Remember that there’s typically a fee associated with balance transfers, so “if the interest rate difference is only a few percentage points, the fee will essentially cancel out the savings from the new APR."
Matt Schulz, Senior Industry Analyst at CreditCards.com, shares the same view.
"As anyone who has dealt with credit card debt knows, interest can accumulate quickly, especially with high-interest cards like yours," he says. "Anything you can do to slow that growth is a smart move. And while it may seem counterintuitive to use a new credit card to pay off debt, if managed properly, it can make a significant difference."
He also offers a word of caution: Don’t use your increased credit limit and the interest-free period as an excuse to overspend.
There's Always a Catch
And “there are fees, restrictions, and deadlines that can affect how you use the card,” he says. However, you might be able to avoid the fee by shopping around. Schultz highlights that the Slate by Chase card waives the fee for transfers made within the first 60 days, though this option isn't always available. Additionally, you may not be able to transfer your full Amex balance due to the card’s limits.
Moreover, if you miss a payment by 60 days, the zero-percent offer can be canceled. Also, be sure you’re aware of the interest rate that will apply once the introductory period ends.
"Nonetheless, the reality is that a balance transfer card, if used correctly, can save you a significant amount in interest,” says Schultz. “Now is the ideal time to tackle your debt. With interest rates already at historic highs and continuing to rise, your debt will only become more expensive."

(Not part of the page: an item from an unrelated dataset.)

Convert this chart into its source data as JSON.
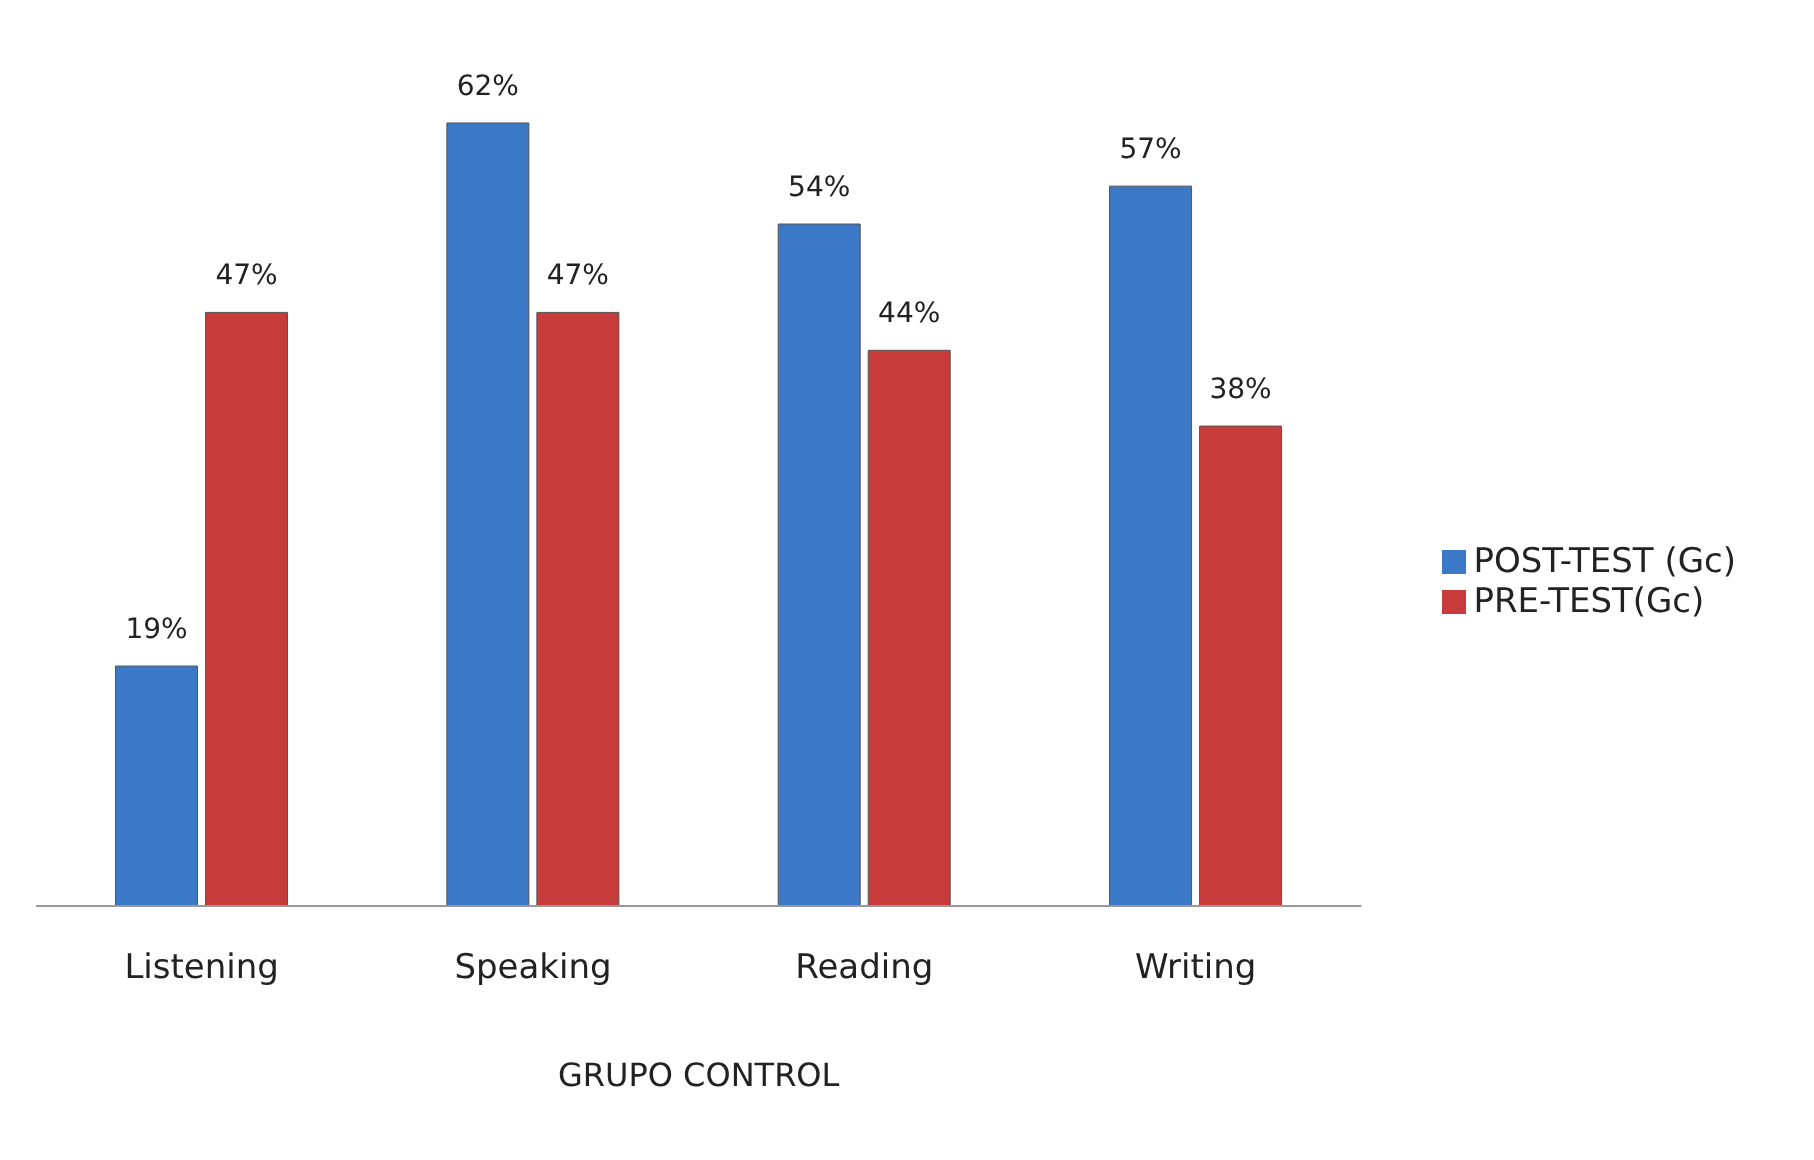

And don’t close your Amex account after paying it off, or you could risk lowering your credit utilization and, in turn, hurt your credit score.
"Just use it cautiously and avoid accumulating debt that you can't manage effectively," advises Alvarez.
That said, it’s very possible you may not be approved for a balance transfer card, especially if your credit isn’t in good standing. "It's crucial not to apply for every balance transfer card available, as this could harm their credit score even further," explains Jill Gonzalez, an analyst at WalletHub.
Before you apply, check your credit score to ensure it's at least 660. If it is, start looking for the best offers, paying close attention to the fees. Resources like WalletHub, NerdWallet, and CreditCards.com have plenty of information on top balance transfer options.
"If they’re unable to qualify for a balance transfer card, they should focus on paying off the Amex debt according to option one as soon as possible to rebuild their credit," suggests Gonzalez.